Kann eine Gehirnforscherin erklären, was Liebe ist? Selbst Experten haben an dieser Frage zu knacken. "Ich würde Liebe nie auf ein paar Gehirnströme reduzieren", sagt die Neurowissenschaftlerin Kia Nobre, die das Oxford Centre for Human Brain Activity leitet. Mit ihrem Mann, dem Philosophen Luciano Floridi, ist sie sich darüber ausnahmsweise einigermaßen einig. Er ist Philosoph, Forschungschef am Oxford Internet Institute, und hat noch eine eigene Definition: Liebe sei die ultimative Schwäche, sagt er.
Die beiden sind seit 16 Jahren ein Paar, noch nicht sehr lange, finden sie. Und im Interview mit "Plan W - Frauen verändern Wirtschaft" reden sie miteinander über Dinge, die sie sonst auch am Frühstückstisch in ihrem Landhaus südöstlich von Oxford besprechen. Ihr großes Thema: Wie spielen Gehirn und Geist zusammen?
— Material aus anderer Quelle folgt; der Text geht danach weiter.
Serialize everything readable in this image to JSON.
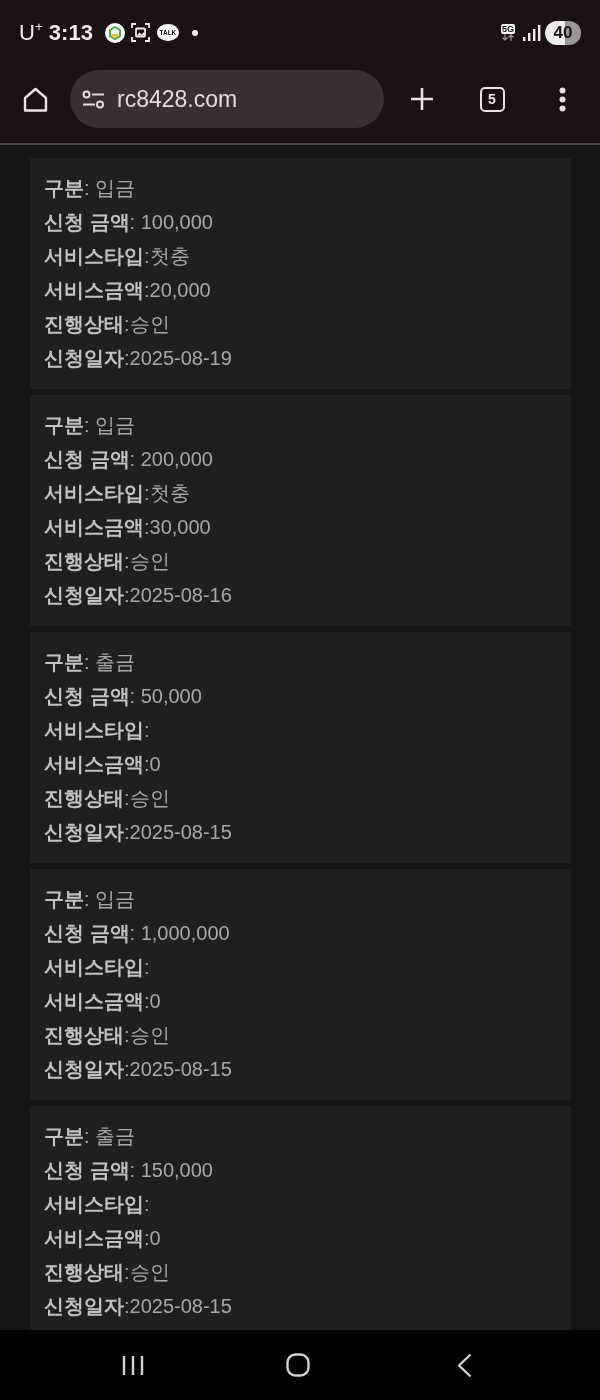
{
  "status_bar": {
    "carrier": "U$^{+}$",
    "time": "3:13",
    "chat_badge": "TALK",
    "network": "5G",
    "battery": "40"
  },
  "browser_toolbar": {
    "url": "rc8428.com",
    "tab_count": "5"
  },
  "records": [
    {
      "lines": [
        "**구분**: 입금",
        "**신청 금액**: 100,000",
        "**서비스타입**:첫충",
        "**서비스금액**:20,000",
        "**진행상태**:승인",
        "**신청일자**:2025-08-19"
      ]
    },
    {
      "lines": [
        "**구분**: 입금",
        "**신청 금액**: 200,000",
        "**서비스타입**:첫충",
        "**서비스금액**:30,000",
        "**진행상태**:승인",
        "**신청일자**:2025-08-16"
      ]
    },
    {
      "lines": [
        "**구분**: 출금",
        "**신청 금액**: 50,000",
        "**서비스타입**:",
        "**서비스금액**:0",
        "**진행상태**:승인",
        "**신청일자**:2025-08-15"
      ]
    },
    {
      "lines": [
        "**구분**: 입금",
        "**신청 금액**: 1,000,000",
        "**서비스타입**:",
        "**서비스금액**:0",
        "**진행상태**:승인",
        "**신청일자**:2025-08-15"
      ]
    },
    {
      "lines": [
        "**구분**: 출금",
        "**신청 금액**: 150,000",
        "**서비스타입**:",
        "**서비스금액**:0",
        "**진행상태**:승인",
        "**신청일자**:2025-08-15"
      ]
    }
  ]
}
Was stärker ist, die Biologie oder die Ideen, dazu unterscheiden sich ihre Meinungen, auch wenn sie sich im Laufe ihrer Ehe schon etwas angenähert haben.
Früher habe sie gedacht, den freien Willen gebe es nicht, sagt Nobre, "womöglich ist alles nur Biologie, Physik, Elektrizität, die durch ein paar Zellen schießt". Für Floridi hingegen ist klar: "Geist geht vor Gehirn". Allerdings sei er im Laufe der Jahre nachdenklicher geworden. "Je älter man wird, desto weniger glaubt man daran, die Dinge vollkommen unter Kontrolle zu haben", sagt er, "viel hängt doch davon ab, wo man geboren ist, in welcher Familie man aufgewachsen ist, welche Sprache man spricht". Weil sich die Möglichkeiten, Gehirnaktivitäten zu untersuchen, erst in den vergangenen Jahren rasant entwickelt haben, steht die Forschung bei vielen Fragen, die das Innere des Kopfes betreffen, noch ganz am Anfang. Bis man wirklich bewiesen hat, was zwischen den Schädelplatten vorgeht, findet Nobre einen pragmatischen Ansatz hilfreich: "Selbst wenn wir glauben, dass wir nicht alles unter Kontrolle haben, sollten wir so leben, als könnten wir die Dinge immer beeinflussen".